Statistical link between the structure of molecular clouds and their density distribution

TL;DR

This paper develops a statistical framework linking the structure of molecular clouds to their density distributions, including power-law and continuous types, and explores their 2D projections.

Contribution

It introduces a class of equivalence for molecular clouds based on abstract scales and derives scaling relations for different density distributions.

Findings

Derived differential relationship between mean density and structure parameter.

Established relations between 2D and 3D scaling exponents.

Applicable to clouds with power-law, lognormal, or combined density distributions.

Abstract

We introduce the concept of a class of equivalence of molecular clouds represented by an abstract spherically symmetric, isotropic object. This object is described by use of abstract scales in respect to a given mass density distribution.
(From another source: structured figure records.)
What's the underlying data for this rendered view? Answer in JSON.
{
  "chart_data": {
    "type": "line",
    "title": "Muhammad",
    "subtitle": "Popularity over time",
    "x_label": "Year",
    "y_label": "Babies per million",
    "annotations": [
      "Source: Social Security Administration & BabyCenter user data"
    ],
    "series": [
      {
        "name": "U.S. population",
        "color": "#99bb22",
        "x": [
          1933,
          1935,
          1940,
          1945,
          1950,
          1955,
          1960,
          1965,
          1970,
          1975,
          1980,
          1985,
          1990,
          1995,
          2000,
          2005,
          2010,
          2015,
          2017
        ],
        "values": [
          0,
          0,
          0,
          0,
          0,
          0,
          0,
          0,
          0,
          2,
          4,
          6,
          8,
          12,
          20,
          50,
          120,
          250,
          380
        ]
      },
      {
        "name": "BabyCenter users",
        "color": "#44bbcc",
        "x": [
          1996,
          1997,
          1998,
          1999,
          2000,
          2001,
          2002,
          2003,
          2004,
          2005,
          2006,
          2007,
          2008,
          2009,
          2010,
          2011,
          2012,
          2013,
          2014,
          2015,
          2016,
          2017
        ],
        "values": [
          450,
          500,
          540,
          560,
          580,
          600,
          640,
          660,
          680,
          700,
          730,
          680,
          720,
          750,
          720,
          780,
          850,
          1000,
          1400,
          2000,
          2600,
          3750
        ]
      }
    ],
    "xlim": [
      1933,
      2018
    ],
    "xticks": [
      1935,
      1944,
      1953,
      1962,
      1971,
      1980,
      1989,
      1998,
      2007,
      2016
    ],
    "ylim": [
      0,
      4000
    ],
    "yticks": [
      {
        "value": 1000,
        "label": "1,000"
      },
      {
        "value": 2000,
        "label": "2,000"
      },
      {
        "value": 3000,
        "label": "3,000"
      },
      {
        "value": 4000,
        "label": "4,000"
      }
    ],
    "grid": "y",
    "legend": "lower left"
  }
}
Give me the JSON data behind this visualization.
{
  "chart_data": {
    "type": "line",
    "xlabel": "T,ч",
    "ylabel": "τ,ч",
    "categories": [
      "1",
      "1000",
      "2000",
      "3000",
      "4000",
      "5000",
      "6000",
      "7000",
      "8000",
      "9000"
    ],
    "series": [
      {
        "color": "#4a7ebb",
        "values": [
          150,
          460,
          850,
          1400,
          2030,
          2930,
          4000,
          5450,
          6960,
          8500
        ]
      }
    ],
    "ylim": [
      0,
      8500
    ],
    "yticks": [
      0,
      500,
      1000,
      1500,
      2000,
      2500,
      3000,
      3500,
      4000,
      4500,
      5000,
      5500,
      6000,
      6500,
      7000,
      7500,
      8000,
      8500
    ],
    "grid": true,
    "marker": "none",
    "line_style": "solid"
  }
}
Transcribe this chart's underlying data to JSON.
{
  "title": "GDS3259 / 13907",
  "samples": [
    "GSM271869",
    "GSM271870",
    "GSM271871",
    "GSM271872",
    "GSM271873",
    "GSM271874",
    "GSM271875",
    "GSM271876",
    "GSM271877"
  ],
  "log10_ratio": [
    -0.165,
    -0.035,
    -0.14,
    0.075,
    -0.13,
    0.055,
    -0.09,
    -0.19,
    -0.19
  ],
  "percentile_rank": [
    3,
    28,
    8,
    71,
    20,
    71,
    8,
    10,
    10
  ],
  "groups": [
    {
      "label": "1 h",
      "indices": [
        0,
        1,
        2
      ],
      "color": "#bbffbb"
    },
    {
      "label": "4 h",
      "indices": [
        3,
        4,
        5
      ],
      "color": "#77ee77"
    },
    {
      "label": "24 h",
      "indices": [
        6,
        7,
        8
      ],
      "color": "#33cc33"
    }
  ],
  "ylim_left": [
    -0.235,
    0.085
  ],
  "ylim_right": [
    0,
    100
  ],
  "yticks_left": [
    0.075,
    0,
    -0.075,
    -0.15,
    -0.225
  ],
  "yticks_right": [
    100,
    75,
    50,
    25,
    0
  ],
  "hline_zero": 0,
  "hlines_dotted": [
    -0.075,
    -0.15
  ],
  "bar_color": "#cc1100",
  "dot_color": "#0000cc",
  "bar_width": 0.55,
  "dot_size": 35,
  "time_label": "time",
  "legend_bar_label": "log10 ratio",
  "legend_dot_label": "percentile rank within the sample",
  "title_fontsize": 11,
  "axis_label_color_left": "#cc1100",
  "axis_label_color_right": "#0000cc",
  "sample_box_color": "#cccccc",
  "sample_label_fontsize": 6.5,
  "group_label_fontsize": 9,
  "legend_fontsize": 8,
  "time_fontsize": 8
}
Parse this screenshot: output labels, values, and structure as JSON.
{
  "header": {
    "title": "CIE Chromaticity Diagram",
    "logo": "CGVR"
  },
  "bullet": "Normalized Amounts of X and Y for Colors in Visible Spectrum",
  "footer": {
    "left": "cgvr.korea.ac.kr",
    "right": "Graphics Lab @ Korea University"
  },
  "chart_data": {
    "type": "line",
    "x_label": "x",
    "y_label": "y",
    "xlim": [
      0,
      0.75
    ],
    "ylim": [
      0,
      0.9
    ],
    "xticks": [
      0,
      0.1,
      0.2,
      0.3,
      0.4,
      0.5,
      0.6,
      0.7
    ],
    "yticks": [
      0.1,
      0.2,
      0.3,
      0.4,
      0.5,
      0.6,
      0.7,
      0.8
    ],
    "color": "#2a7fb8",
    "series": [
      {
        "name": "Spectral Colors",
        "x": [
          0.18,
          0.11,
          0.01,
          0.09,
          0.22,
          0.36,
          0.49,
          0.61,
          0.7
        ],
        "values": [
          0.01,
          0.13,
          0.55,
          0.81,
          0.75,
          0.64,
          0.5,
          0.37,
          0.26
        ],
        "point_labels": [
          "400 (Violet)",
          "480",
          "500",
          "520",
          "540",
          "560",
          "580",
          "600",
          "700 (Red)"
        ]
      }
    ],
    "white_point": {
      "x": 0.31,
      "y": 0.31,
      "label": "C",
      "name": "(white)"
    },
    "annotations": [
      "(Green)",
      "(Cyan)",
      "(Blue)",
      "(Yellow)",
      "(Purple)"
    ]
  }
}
Mass and average density are ascribed to each scale and thus are linked to the density distribution: a power-law type and an arbitrary continuous one. In the latter case, we derive a differential relationship between the mean density at a given scale and the structure parameter which defines the mass-density relationship. The two-dimensional (2D) projection of the cloud along the line of sight is also investigated. Scaling relations of mass and mean density are derived in the considered cases of power-law and arbitrary continuous distributions. We obtain relations between scaling exponents in the 2D and 3D cases. The proposed classes of equivalence are representative for the general structure of real clouds with various types of column-density distributions: power law, lognormal or combination of both.